In the northern city of Mosul, two police officers said a suicide bomber killed three when he blew himself up on a federal police checkpoint. Mosul is a former insurgent stronghold, located about 360 kilometers (225 miles) northwest of Baghdad.

All officials spoke on condition of anonymity because they weren't authorized to talk to the media. There was no immediate claim of responsibility for the attacks but blame is likely to fall on al-Qaida's Iraq arm, which frequently carries out bombing attacks against civilians and security forces in an effort to undermine faith in the Shiite-led government.

Other militant groups have also grown more active in recent months, including the Army of the Men of the Naqshabandi Order, which has ties to members of Saddam Hussein's now-outlawed Baath party. The attacks came hours after bomb blasts tore through two Baghdad neighborhoods Wednesday evening. At least 30 people were killed, including several members of a wedding party in the mixed Sunni-Shiite Jihad neighborhood.

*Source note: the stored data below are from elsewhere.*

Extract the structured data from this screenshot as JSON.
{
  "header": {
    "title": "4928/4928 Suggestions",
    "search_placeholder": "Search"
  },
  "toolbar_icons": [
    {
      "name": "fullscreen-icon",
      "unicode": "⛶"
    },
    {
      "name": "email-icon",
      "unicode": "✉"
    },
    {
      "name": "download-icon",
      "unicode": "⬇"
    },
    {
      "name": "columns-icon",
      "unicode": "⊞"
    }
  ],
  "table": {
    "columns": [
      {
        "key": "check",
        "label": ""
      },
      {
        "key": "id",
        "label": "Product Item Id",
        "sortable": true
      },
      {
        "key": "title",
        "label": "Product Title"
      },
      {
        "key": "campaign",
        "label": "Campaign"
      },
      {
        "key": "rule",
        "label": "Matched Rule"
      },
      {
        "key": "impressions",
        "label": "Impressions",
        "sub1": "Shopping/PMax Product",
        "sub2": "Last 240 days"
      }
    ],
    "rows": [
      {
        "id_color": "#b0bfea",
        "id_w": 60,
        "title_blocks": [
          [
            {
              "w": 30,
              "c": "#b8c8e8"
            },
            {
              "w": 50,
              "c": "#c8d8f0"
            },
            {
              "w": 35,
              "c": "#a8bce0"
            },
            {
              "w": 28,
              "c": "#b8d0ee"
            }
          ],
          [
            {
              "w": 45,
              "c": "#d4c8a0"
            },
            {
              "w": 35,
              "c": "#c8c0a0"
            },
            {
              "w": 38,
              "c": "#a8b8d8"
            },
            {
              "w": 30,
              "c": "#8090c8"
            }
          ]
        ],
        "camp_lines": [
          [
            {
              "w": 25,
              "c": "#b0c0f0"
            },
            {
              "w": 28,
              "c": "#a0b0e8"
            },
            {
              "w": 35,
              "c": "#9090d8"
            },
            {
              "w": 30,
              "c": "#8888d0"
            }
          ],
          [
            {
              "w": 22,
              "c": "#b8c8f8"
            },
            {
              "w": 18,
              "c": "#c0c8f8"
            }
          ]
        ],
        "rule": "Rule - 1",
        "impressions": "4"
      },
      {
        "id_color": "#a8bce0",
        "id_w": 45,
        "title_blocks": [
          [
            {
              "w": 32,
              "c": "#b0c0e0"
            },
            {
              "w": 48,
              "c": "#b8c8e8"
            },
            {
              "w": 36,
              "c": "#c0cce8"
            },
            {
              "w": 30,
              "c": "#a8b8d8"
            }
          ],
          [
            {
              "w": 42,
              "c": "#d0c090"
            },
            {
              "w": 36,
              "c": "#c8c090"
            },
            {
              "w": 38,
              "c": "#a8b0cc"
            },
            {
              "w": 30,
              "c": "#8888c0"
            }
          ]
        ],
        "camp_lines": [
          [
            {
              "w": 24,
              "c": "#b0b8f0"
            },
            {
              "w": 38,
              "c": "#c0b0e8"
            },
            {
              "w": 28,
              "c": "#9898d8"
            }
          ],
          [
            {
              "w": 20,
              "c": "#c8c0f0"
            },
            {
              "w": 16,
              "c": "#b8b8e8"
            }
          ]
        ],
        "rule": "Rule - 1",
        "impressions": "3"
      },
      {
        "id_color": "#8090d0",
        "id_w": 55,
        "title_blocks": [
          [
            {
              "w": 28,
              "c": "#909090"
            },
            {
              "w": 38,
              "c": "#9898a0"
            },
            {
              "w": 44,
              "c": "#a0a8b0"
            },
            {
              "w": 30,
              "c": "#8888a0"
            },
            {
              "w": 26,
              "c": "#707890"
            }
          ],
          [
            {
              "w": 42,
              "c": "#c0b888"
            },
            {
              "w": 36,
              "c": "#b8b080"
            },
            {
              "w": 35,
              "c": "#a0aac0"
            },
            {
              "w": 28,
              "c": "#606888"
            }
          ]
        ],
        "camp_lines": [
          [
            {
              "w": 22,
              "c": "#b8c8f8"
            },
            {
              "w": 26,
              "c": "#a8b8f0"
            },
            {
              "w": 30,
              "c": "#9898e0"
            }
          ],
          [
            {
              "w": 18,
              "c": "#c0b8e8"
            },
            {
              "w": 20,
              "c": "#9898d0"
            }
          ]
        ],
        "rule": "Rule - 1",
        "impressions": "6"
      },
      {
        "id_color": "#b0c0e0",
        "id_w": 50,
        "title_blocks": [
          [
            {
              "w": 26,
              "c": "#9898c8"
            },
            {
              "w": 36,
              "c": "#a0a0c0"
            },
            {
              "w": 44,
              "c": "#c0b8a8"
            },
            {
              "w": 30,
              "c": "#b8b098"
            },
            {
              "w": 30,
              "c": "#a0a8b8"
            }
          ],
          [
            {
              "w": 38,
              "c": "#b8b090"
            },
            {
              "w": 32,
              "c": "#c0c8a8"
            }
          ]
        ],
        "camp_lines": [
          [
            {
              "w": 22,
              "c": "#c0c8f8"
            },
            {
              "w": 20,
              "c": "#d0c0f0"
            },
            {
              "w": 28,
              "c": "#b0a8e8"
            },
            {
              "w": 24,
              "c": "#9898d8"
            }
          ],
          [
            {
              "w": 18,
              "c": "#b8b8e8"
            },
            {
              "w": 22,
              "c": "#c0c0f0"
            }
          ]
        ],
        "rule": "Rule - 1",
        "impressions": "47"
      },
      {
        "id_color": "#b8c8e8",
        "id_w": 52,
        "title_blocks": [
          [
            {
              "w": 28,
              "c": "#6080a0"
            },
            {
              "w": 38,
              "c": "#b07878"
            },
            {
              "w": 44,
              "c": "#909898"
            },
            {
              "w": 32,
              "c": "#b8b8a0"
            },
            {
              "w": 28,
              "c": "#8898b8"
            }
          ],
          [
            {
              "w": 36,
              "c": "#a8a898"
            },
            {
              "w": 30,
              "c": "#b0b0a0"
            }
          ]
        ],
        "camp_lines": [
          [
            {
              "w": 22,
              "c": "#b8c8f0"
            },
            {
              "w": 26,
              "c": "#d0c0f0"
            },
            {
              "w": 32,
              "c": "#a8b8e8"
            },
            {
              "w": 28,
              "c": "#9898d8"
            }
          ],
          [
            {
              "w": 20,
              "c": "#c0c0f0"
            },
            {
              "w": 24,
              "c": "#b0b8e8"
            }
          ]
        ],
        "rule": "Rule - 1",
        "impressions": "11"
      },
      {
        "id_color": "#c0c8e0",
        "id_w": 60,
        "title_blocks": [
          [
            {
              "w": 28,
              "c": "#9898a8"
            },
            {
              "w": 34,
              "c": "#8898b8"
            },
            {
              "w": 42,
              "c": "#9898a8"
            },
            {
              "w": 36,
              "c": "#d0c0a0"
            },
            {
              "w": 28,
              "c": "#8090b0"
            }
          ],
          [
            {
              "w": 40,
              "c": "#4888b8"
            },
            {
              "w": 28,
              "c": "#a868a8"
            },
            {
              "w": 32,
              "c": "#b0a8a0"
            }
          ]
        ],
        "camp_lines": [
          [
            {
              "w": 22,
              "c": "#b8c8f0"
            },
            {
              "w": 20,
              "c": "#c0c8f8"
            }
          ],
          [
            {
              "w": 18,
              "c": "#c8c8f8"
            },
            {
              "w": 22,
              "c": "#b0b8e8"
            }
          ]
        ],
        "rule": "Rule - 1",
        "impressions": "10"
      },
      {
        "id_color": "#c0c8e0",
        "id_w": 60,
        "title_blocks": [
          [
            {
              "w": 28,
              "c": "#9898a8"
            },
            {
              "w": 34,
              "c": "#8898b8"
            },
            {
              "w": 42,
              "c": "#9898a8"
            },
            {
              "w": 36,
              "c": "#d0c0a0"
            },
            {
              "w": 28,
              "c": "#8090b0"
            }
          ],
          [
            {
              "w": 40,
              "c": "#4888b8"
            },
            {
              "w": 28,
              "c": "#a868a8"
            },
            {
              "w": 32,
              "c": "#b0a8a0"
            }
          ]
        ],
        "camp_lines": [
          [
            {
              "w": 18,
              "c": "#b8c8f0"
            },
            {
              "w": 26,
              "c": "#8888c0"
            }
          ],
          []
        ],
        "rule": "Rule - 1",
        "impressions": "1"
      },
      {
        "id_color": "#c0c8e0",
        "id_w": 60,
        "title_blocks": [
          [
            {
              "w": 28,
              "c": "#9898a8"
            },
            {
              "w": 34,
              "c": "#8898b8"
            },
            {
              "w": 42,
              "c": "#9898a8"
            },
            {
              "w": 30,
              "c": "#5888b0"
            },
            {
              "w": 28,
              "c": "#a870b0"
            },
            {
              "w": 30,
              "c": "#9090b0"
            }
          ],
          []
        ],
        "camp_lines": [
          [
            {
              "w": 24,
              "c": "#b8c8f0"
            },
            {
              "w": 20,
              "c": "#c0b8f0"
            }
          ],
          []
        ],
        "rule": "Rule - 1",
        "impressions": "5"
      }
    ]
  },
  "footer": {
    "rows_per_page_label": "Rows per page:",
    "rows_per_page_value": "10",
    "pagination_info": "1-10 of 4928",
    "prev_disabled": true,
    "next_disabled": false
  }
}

The southwestern neighborhood was one of the earliest flashpoints in Baghdad's descent into sectarian bloodshed in the years following the 2003 U.S. led invasion. It housed mainly Sunni civil servants and security officials under Saddam Hussein's regime, though many Shiites now live there too.

Many of Jihad's Sunni residents earlier this year received threatening leaflets from a Shiite militant group, the Mukhtar Army, warning them to leave.